Bu dünyadaki her şey bizden övgü talep ediyor, Versa. Her şey ve herkes aynı şeyi talep etmek için sıraya giriyor. Bu sırayı uçtan uca gezdiğimde merak ediyorum: Peki neden? Yaşadıkları acıları takdir etmemiz için mi, yoksa günün sonunda kefareti ödenen her şey gibi özgür kalabilmeleri için mi? Bu beklenti, pranga zincirlerinin bir başkaları tarafından kırılması beklentisi mi?

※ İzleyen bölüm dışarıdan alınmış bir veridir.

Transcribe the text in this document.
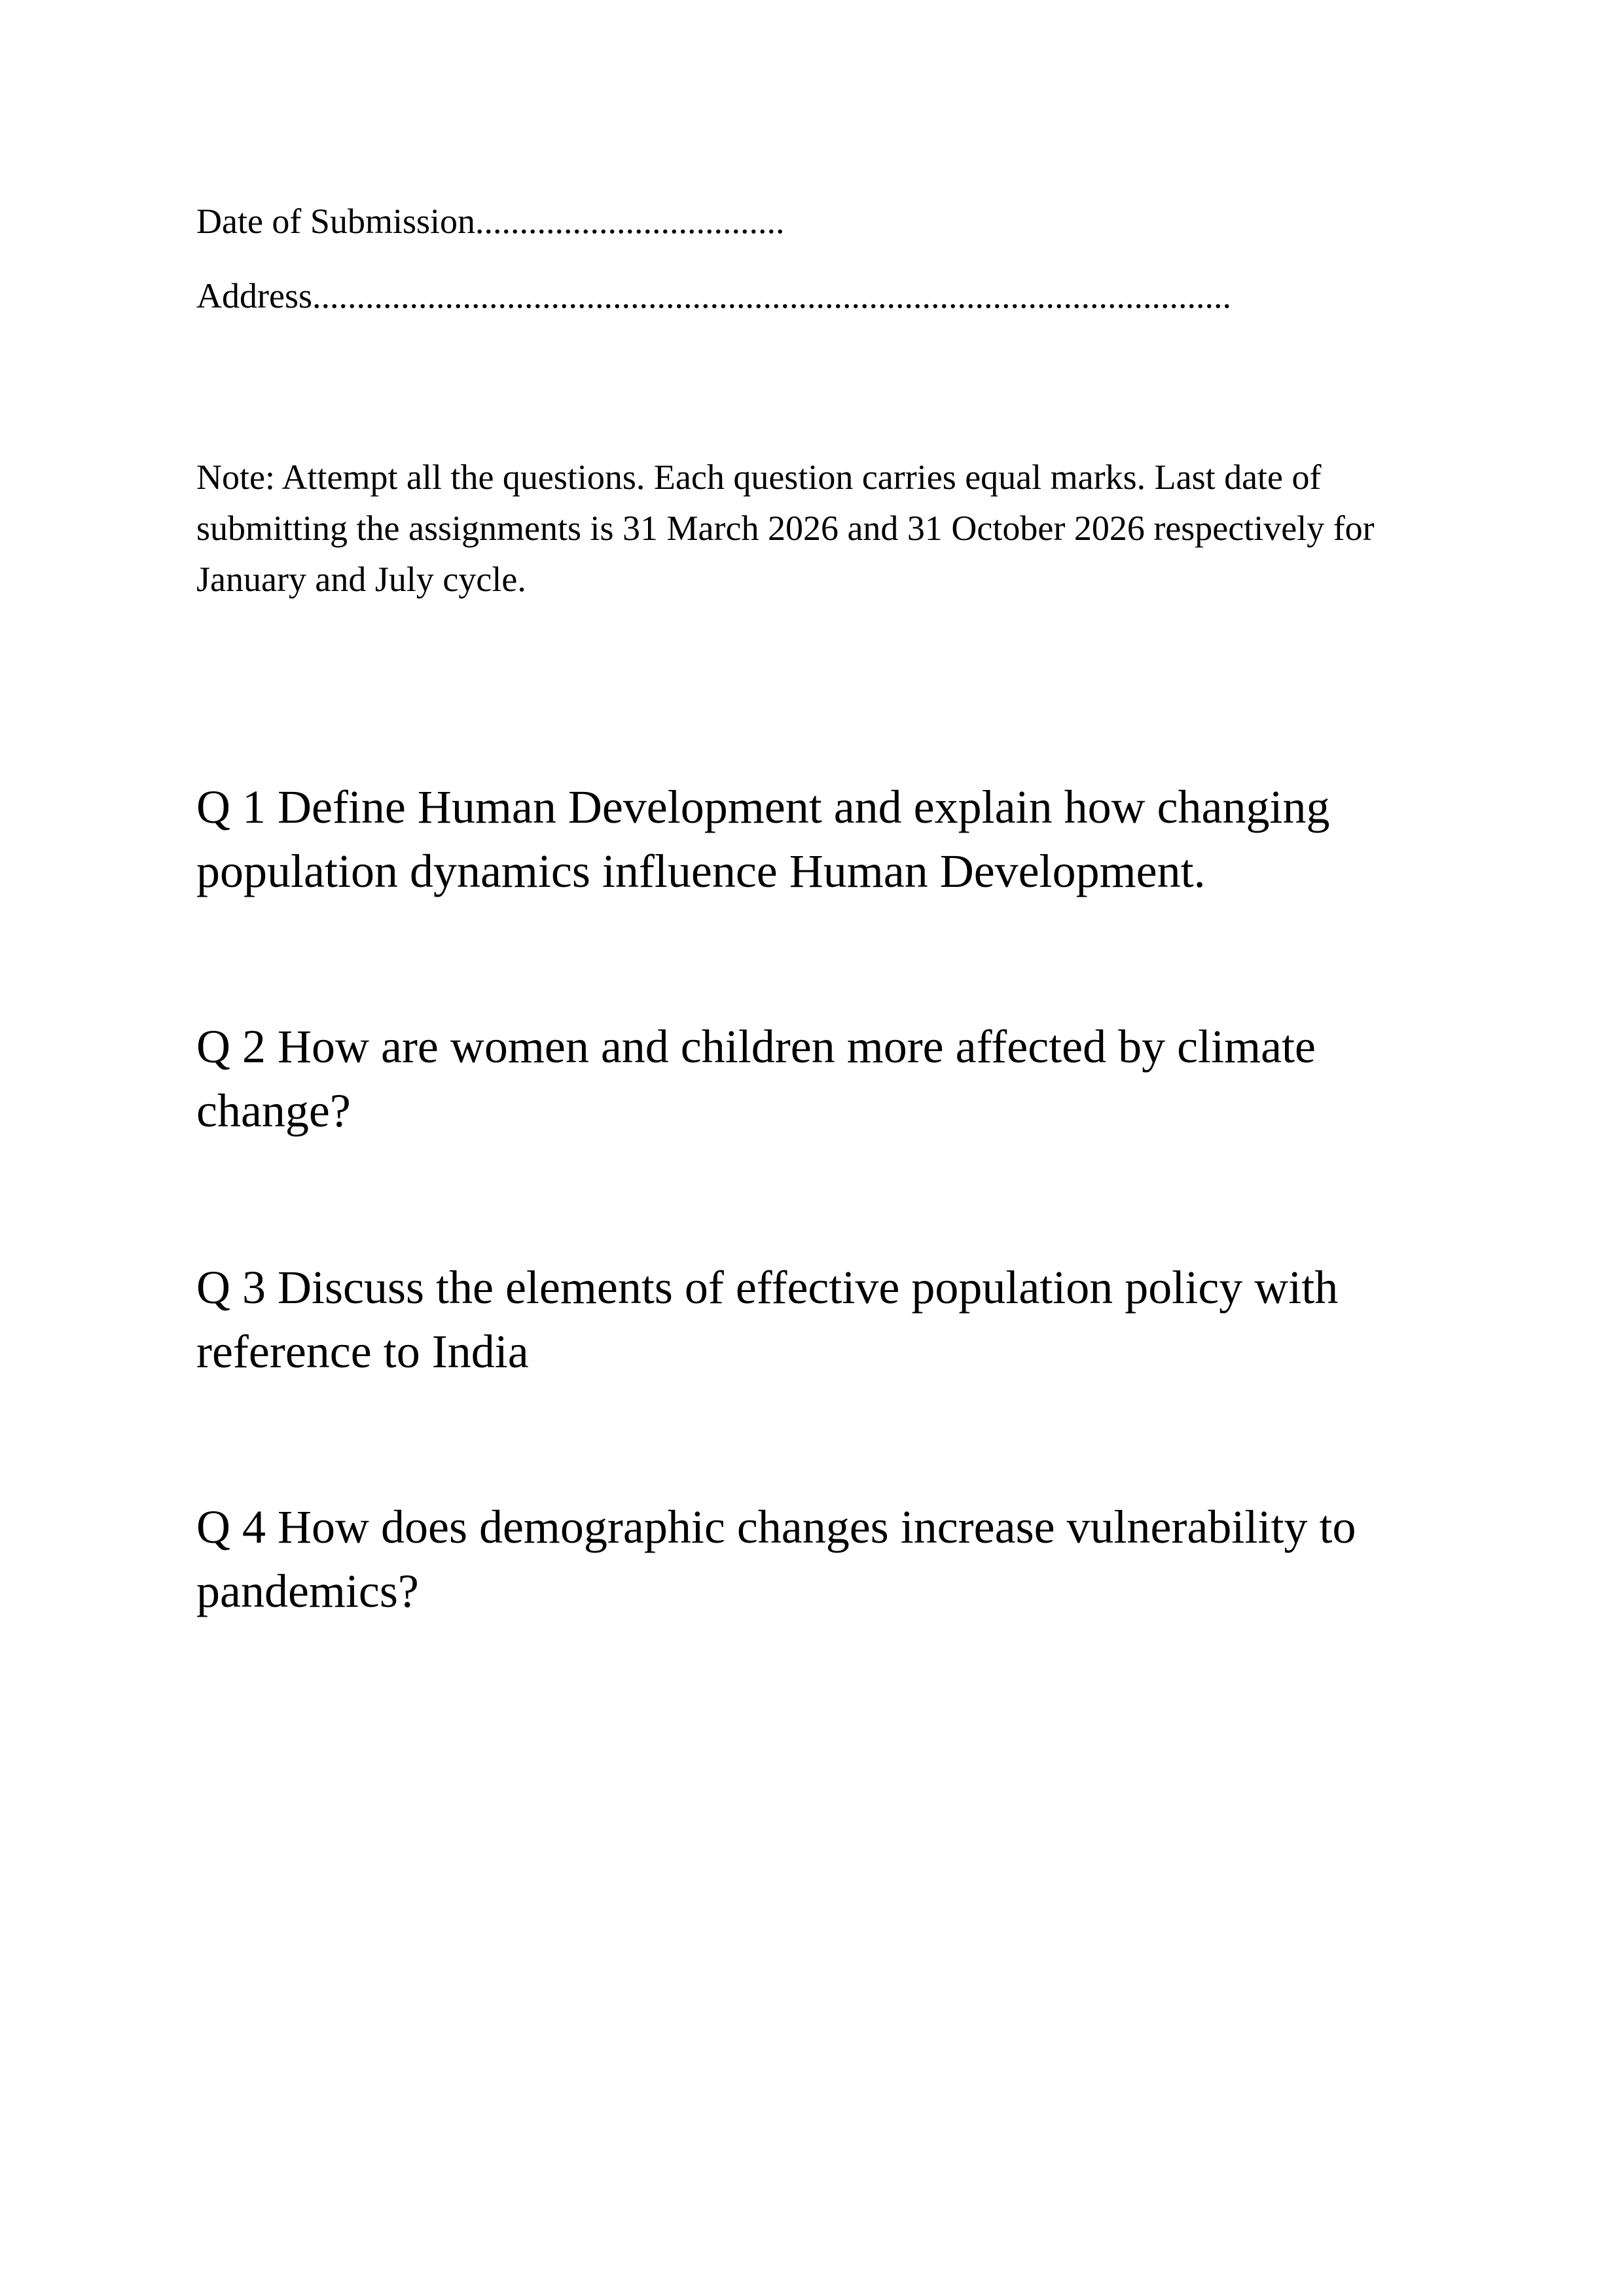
Date of Submission...................................
Address........................................................................................................

Note: Attempt all the questions. Each question carries equal marks. Last date of submitting the assignments is 31 March 2026 and 31 October 2026 respectively for January and July cycle.

Q 1 Define Human Development and explain how changing population dynamics influence Human Development.

Q 2 How are women and children more affected by climate change?

Q 3 Discuss the elements of effective population policy with reference to India

Q 4 How does demographic changes increase vulnerability to pandemics?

Hiç sanmıyorum, çünkü bunca günah boşa işlenmiş olamaz. Bütün iyiliklerin bir güzelliği olduğu gibi, işlenmiş suçların da bir cazibesi var. Söylesene, bu insanlardan geriye ne kalabilir? Senden ya da benden ne taşıyor olabilirler? Haysiyet? Şeref ya da onur mu? Birçok kelime sahibi olan bana bile, öldükten sonra bunlar herhangi bir anlam ifade etmiyor. Ölü bir adamın haysiyeti hiçbir işe yaramaz. Belki birkaç asır cümleler arasında yaşıyormuş gibi davranılır, ancak sonrasında özlerine, yani toprağa dönerler.


Suyun yansımasından izlediğimiz bu hayat bizi yalnızca talepleriyle dalgalandırıyor. İkimiz de sudan korkuyoruz ama korkulacak bir şey yok. İkimiz de bir kalıntının eseriyiz. Çoktan yıkılmış olan her şeyin gölgesiyiz. Aynı gibi görünsek de farklı nehirlerden denize açılıyoruz.

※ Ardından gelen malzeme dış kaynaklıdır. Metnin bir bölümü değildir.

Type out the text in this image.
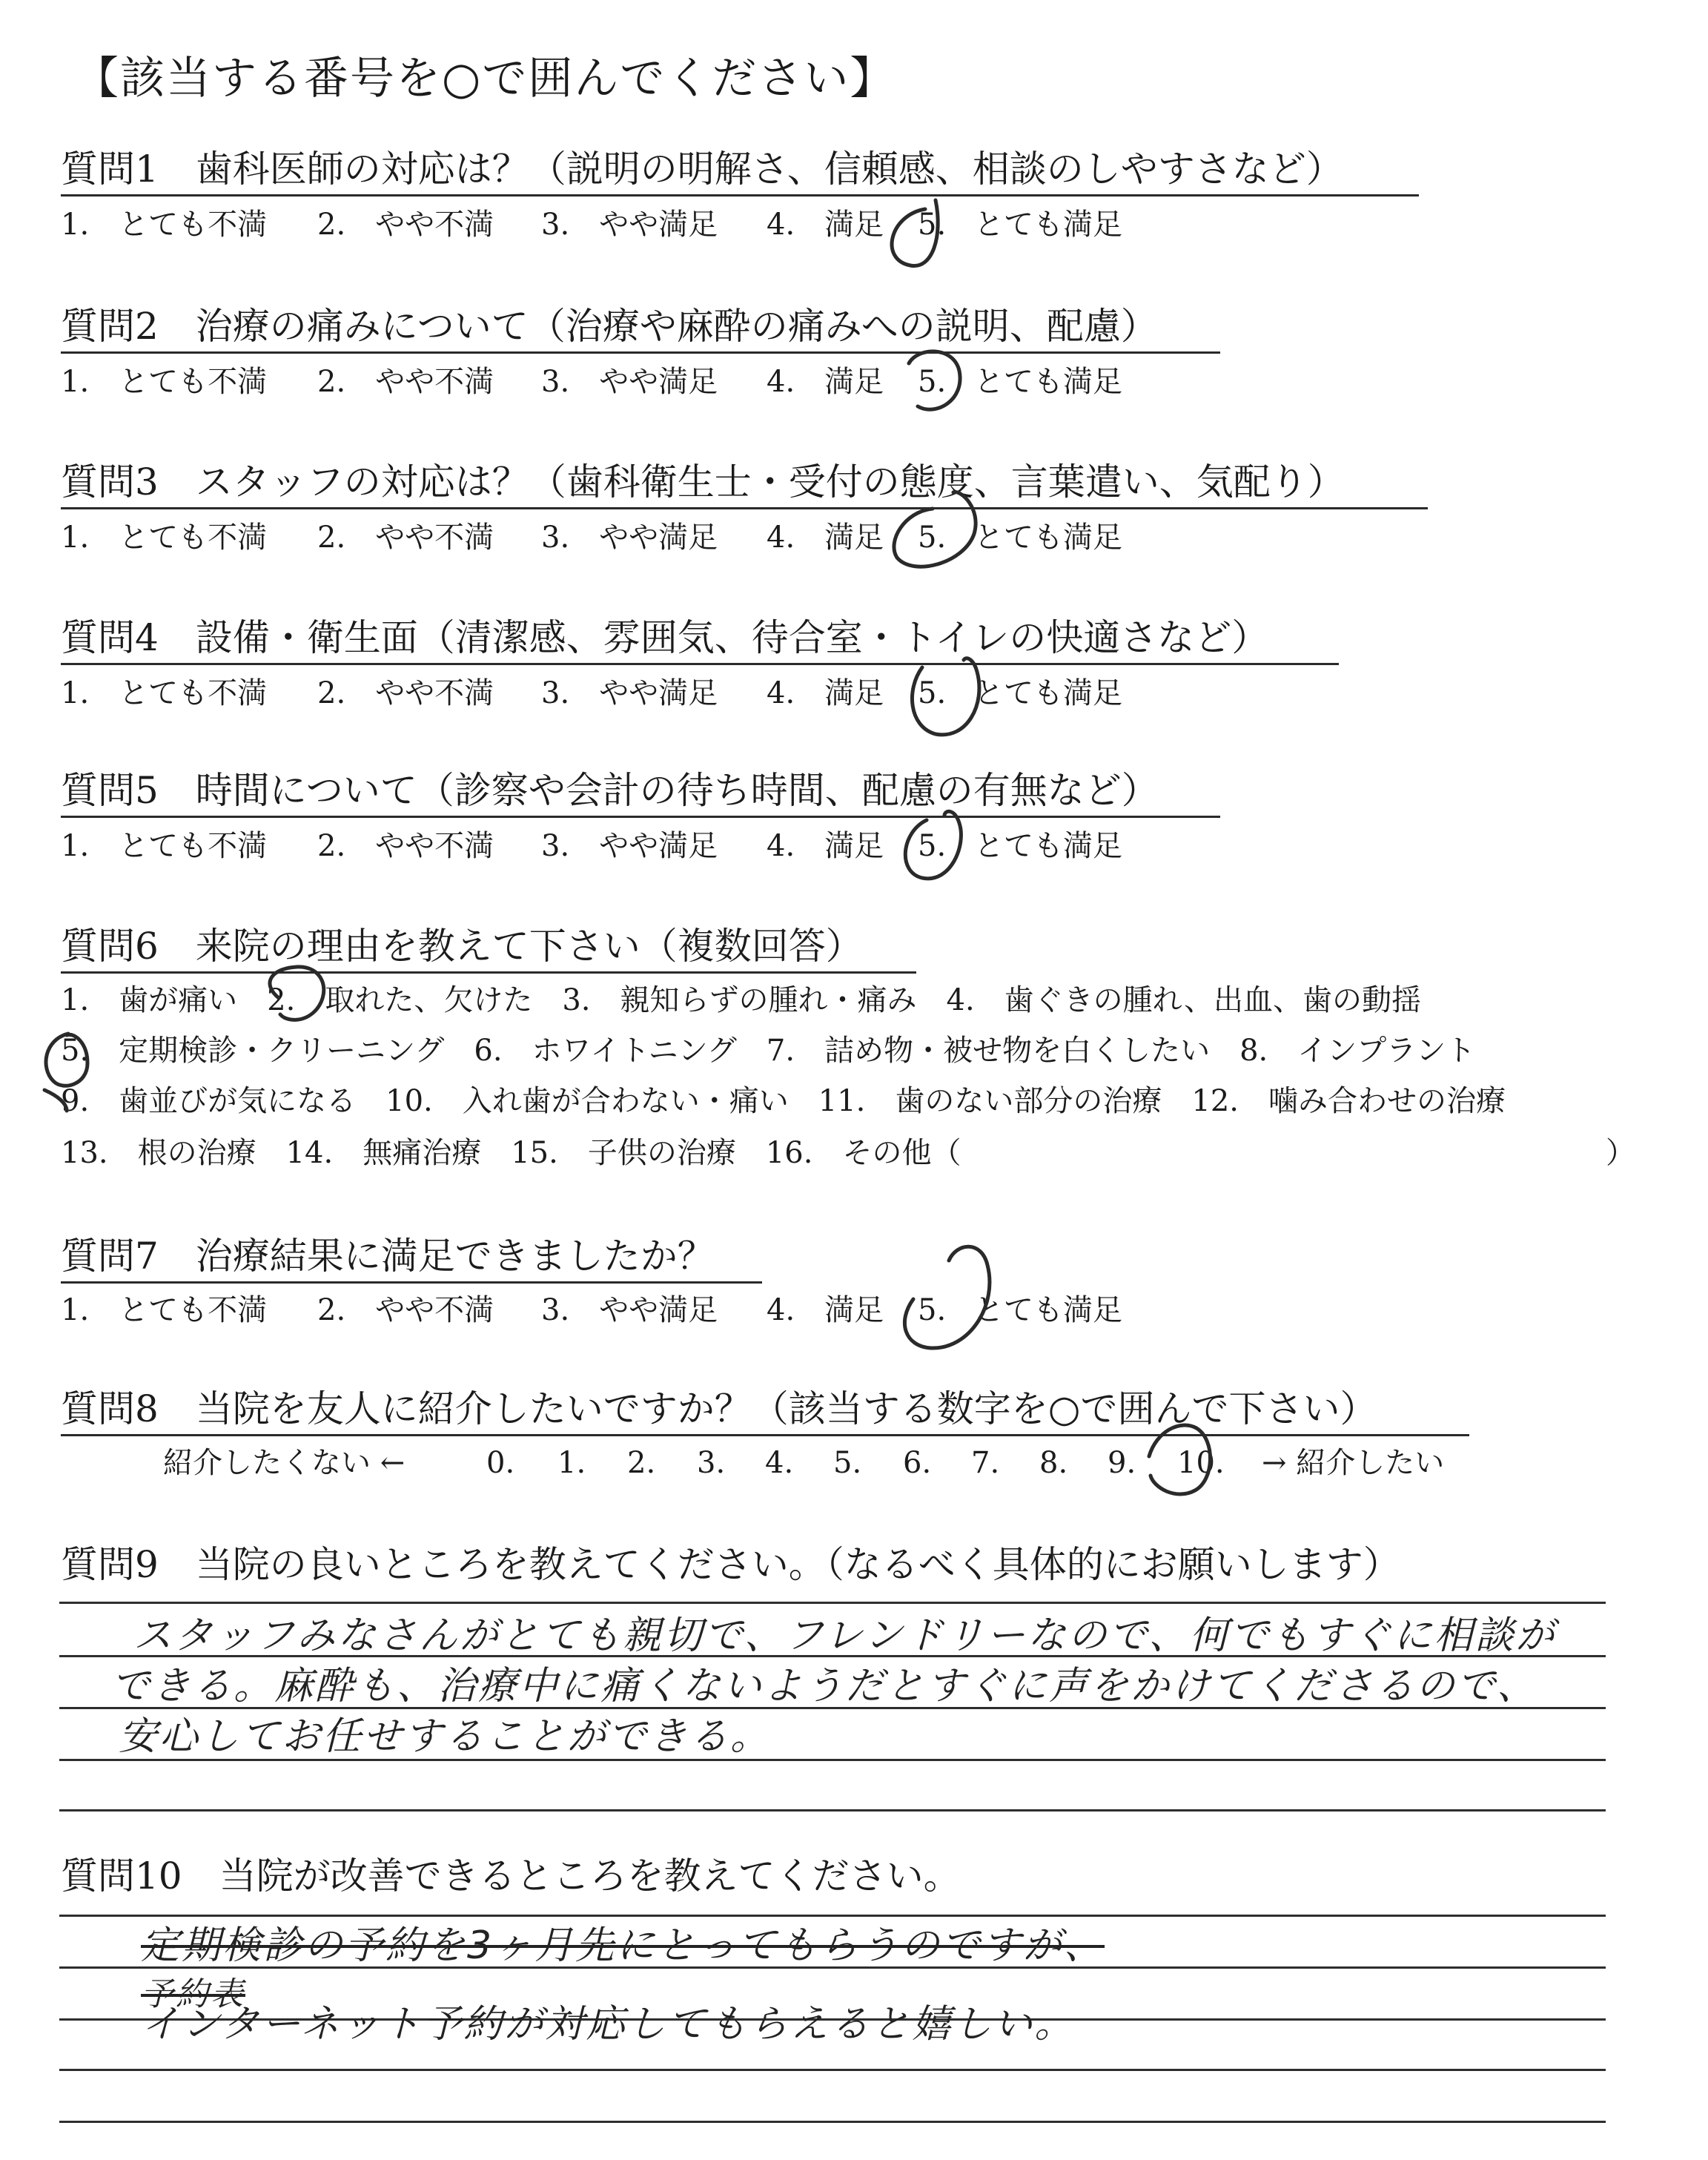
【該当する番号を○で囲んでください】
質問1　歯科医師の対応は？（説明の明解さ、信頼感、相談のしやすさなど）
1.　とても不満 2.　やや不満 3.　やや満足 4.　満足 5. とても満足
質問2　治療の痛みについて（治療や麻酔の痛みへの説明、配慮）
1.　とても不満 2.　やや不満 3.　やや満足 4.　満足 5. とても満足
質問3　スタッフの対応は？（歯科衛生士・受付の態度、言葉遣い、気配り）
1.　とても不満 2.　やや不満 3.　やや満足 4.　満足 5. とても満足
質問4　設備・衛生面（清潔感、雰囲気、待合室・トイレの快適さなど）
1.　とても不満 2.　やや不満 3.　やや満足 4.　満足 5. とても満足
質問5　時間について（診察や会計の待ち時間、配慮の有無など）
1.　とても不満 2.　やや不満 3.　やや満足 4.　満足 5. とても満足
質問6　来院の理由を教えて下さい（複数回答）
1.　歯が痛い　2.　取れた、欠けた　3.　親知らずの腫れ・痛み　4.　歯ぐきの腫れ、出血、歯の動揺
5.　定期検診・クリーニング　6.　ホワイトニング　7.　詰め物・被せ物を白くしたい　8.　インプラント
9.　歯並びが気になる　10.　入れ歯が合わない・痛い　11.　歯のない部分の治療　12.　噛み合わせの治療
13.　根の治療　14.　無痛治療　15.　子供の治療　16.　その他（	）
質問7　治療結果に満足できましたか？
1.　とても不満 2.　やや不満 3.　やや満足 4.　満足 5. とても満足
質問8　当院を友人に紹介したいですか？（該当する数字を○で囲んで下さい）
紹介したくない ←	0. 1. 2. 3. 4. 5. 6. 7. 8. 9. 10. → 紹介したい
質問9　当院の良いところを教えてください。（なるべく具体的にお願いします）
スタッフみなさんがとても親切で、フレンドリーなので、何でもすぐに相談が
できる。麻酔も、治療中に痛くないようだとすぐに声をかけてくださるので、
安心してお任せすることができる。
質問10　当院が改善できるところを教えてください。
定期検診の予約を3ヶ月先にとってもらうのですが、
予約表
インターネット予約が対応してもらえると嬉しい。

Farklılığın ne olduğunu bilmediğini sanıyorum, çünkü her şey ve herkes gibi bilinmezlik de bizden övgü talep ediyor. Övgü dolu söylemler ise tanıdığımız insanlar kadar bize yardım ediyor.


Sen söyle, Versa: Kaç insan daha iz bırakmalı hayatımızda ve kaç tanesi damgalamalı bizi? Cennet ya da cehennem yolcusu olduğumuzu hatırlatan araf kefenlerinin kefareti nedir? Biliyorum ki herkesten ve her şeyden daha fazla benden övgü talep ediyorsun ama diğer insanlara nazaran benim senden talep ettiğim herhangi bir şey yok.


Bunu senin de bildiğini biliyorum. Fakat sen de kefaretini ödemek istiyorsun, öyle değil mi? Öyleyse en başa dönelim: Bu dünyadaki her şey bizden övgü talep ediyor, Versa...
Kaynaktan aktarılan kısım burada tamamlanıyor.